The decision to renovate the old stone house versus build an entirely new structure has been difficult. Wouldn’t it be better to work with an existent set of walls (to make the stone house liveable, we’d have to gut the inside and come up inside the stone walls with everything new, including roof, plumbing, windows, etc.)? Rather than start all the way from scratch? Masons and others have inscribed various images and letters into the stones around the house: a sailboat, initials, dates, inderterminable sketches. The middle section, the oldest, dates back to 1760. Down the hill out front, the spring house includes inscriptions from 1740. The history of the buildings will show up on these pages soon as I dig into County archives.
But several limiting factors have ultimately overridden our purely emotional yearnings to love the stone house. First, Michael’s brother Timothy who owns the farm is allowed by township ordinance to break off a 2.5-acre or 20-acre parcel. The stone house sits on a section of the farm that can by broken off and sold at some point (an entirely enticing prospect for Timothy who has multiple children and he and his wife’s retirement to plan for) . . . and the stone house sits in an area that due to other buildings (barn, sheds, etc.) makes it difficult to even draw a 2.5 acre circle around it (which also means very little grow-able and livestock-able land for our food production).

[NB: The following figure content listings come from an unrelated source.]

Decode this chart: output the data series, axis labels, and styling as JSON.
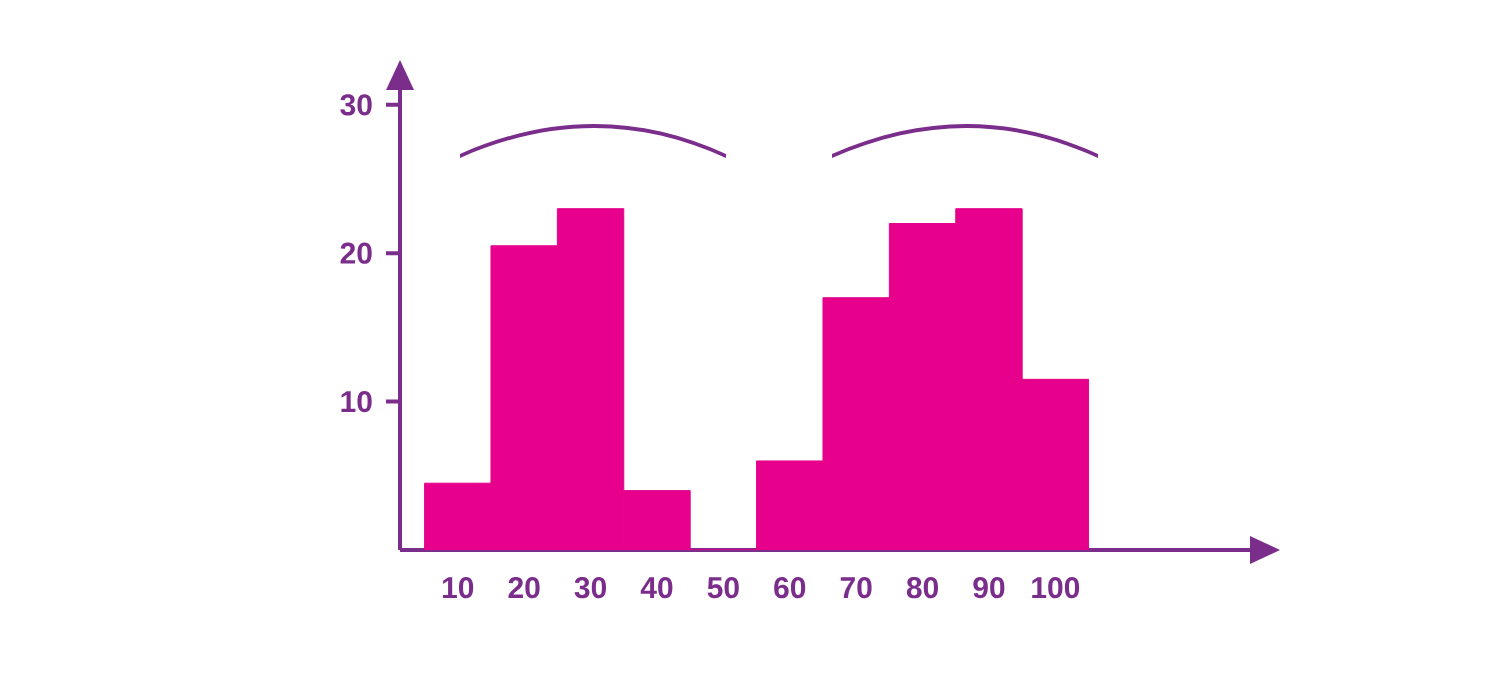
{
  "chart_data": {
    "type": "bar",
    "categories": [
      "10",
      "20",
      "30",
      "40",
      "50",
      "60",
      "70",
      "80",
      "90",
      "100"
    ],
    "values": [
      4.5,
      20.5,
      23,
      4,
      0,
      6,
      17,
      22,
      23,
      11.5
    ],
    "color": "#e6008c",
    "ylim": [
      0,
      31
    ],
    "yticks": [
      10,
      20,
      30
    ],
    "grid": false
  }
}
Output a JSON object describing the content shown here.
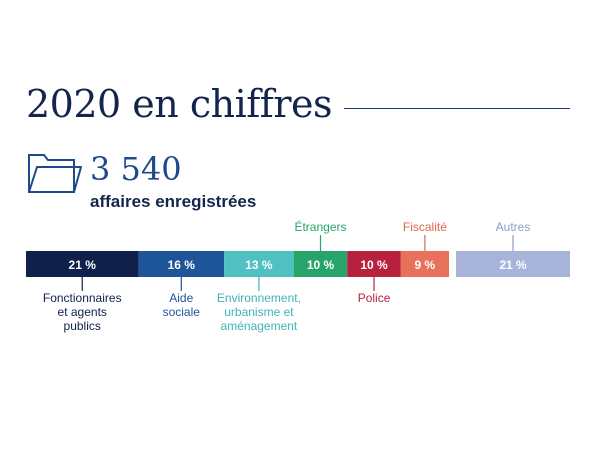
{
  "header": {
    "title": "2020 en chiffres",
    "count": "3 540",
    "count_label": "affaires enregistrées"
  },
  "icons": {
    "folder": "folder-icon"
  },
  "chart_data": {
    "type": "bar",
    "orientation": "horizontal-stacked",
    "unit": "%",
    "segments": [
      {
        "label": "Fonctionnaires et agents publics",
        "lines": [
          "Fonctionnaires",
          "et agents",
          "publics"
        ],
        "value": 21,
        "display": "21 %",
        "color": "#10204a",
        "label_color": "#10204a",
        "label_side": "below"
      },
      {
        "label": "Aide sociale",
        "lines": [
          "Aide",
          "sociale"
        ],
        "value": 16,
        "display": "16 %",
        "color": "#1d5599",
        "label_color": "#1d5599",
        "label_side": "below"
      },
      {
        "label": "Environnement, urbanisme et aménagement",
        "lines": [
          "Environnement,",
          "urbanisme et",
          "aménagement"
        ],
        "value": 13,
        "display": "13 %",
        "color": "#4fc1c3",
        "label_color": "#3fb2b4",
        "label_side": "below"
      },
      {
        "label": "Étrangers",
        "lines": [
          "Étrangers"
        ],
        "value": 10,
        "display": "10 %",
        "color": "#27a46a",
        "label_color": "#27a46a",
        "label_side": "above"
      },
      {
        "label": "Police",
        "lines": [
          "Police"
        ],
        "value": 10,
        "display": "10 %",
        "color": "#b7213f",
        "label_color": "#b7213f",
        "label_side": "below"
      },
      {
        "label": "Fiscalité",
        "lines": [
          "Fiscalité"
        ],
        "value": 9,
        "display": "9 %",
        "color": "#e7715a",
        "label_color": "#e0654f",
        "label_side": "above"
      },
      {
        "label": "Autres",
        "lines": [
          "Autres"
        ],
        "value": 21,
        "display": "21 %",
        "color": "#a7b3d9",
        "label_color": "#8f9bca",
        "label_side": "above",
        "detached": true
      }
    ]
  }
}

Further, after discussions with various contractors, we’ve determined that a remodel will be more costly than the construction of the efficient home of our dreams . . . plus the stone house (which has two 18-in thick interior walls) would never be an efficient structure anyways. Moving heat around would always be a battle, but even more so due to the excessive size of the home for our needs.
Barring any complications with moving the buildable home site (associated with the easement put on the property during the lifetime of Helen Wickes, mother of T and M), it looks like we will build. But in the meantime, we will live in the stone house.
For this first year of our 2000-era homesteading, then, we hope to minimize costs associated with living in this house. An ancient oil heater operates from the basement (with asbestos covered pipes and all in it, of course), which will be quite expensive to use as the main heat source this winter. Can we say ugh to oil? I expect to whine about this quite a bit.
Our solution to throwing those oil dollars down the toilet is to install a wood-burning stove. We’d like to use an external furnace, but will not quite yet so as not to lose the piping and install work when we move into our eventual real home. So, in addition to chopping a helluva lot of firewood over the next couple of months we’ll have to figure out how to pipe in a freestanding stove.
Obviously we’re also considering covering the windows somehow to prevent heat loss that way. The attic . . . is daunting. It is enormous and has no insulation of any value in it. I wonder what we will do there. All in all, this house’s 3,000+ square feet present very large challenges in labor and cost to heat during the cold months. Anybody with a splitter feel like a jaunt to Pennsylvania?
(the old spring house, dating back to 1740)


well can you explain more about it
Hello there. Thanks for the question. We’ve moved out of the stone house I wrote about back in August. But having gone through a winter in it, here are some comments: we installed a 3,000 square-foot-capacity wood burning stove in the downstairs (after sticking a metal pipe up the chimney and insulating the whole thing for a pretty penny – all to avoid chimney fire and other dangers associated with the stone chimney structure that was degrading after years of exposure to rain, etc.). This warmed the rooms in proximity very well. However, due to an uninsulated attic, that was about it. The house remained chilly elsewhere, and we used stand-up oil space heaters on occasion. Despite having grown up in a wood-stove heated home, my adult passion for a clean home was challenged by the dust generated. We used a temperature-moderated blower on the stove so that the heat wouldn’t all escape up the chimney; it was on pretty much all the time and did help warm the rooms better than without such a fan. However, since it effectively removed the heat from the top surface of the stove, I was not able to cook on top of it – it was too cool! That was a bummer for me.
I’d be happy to comment on any specific questions you may have.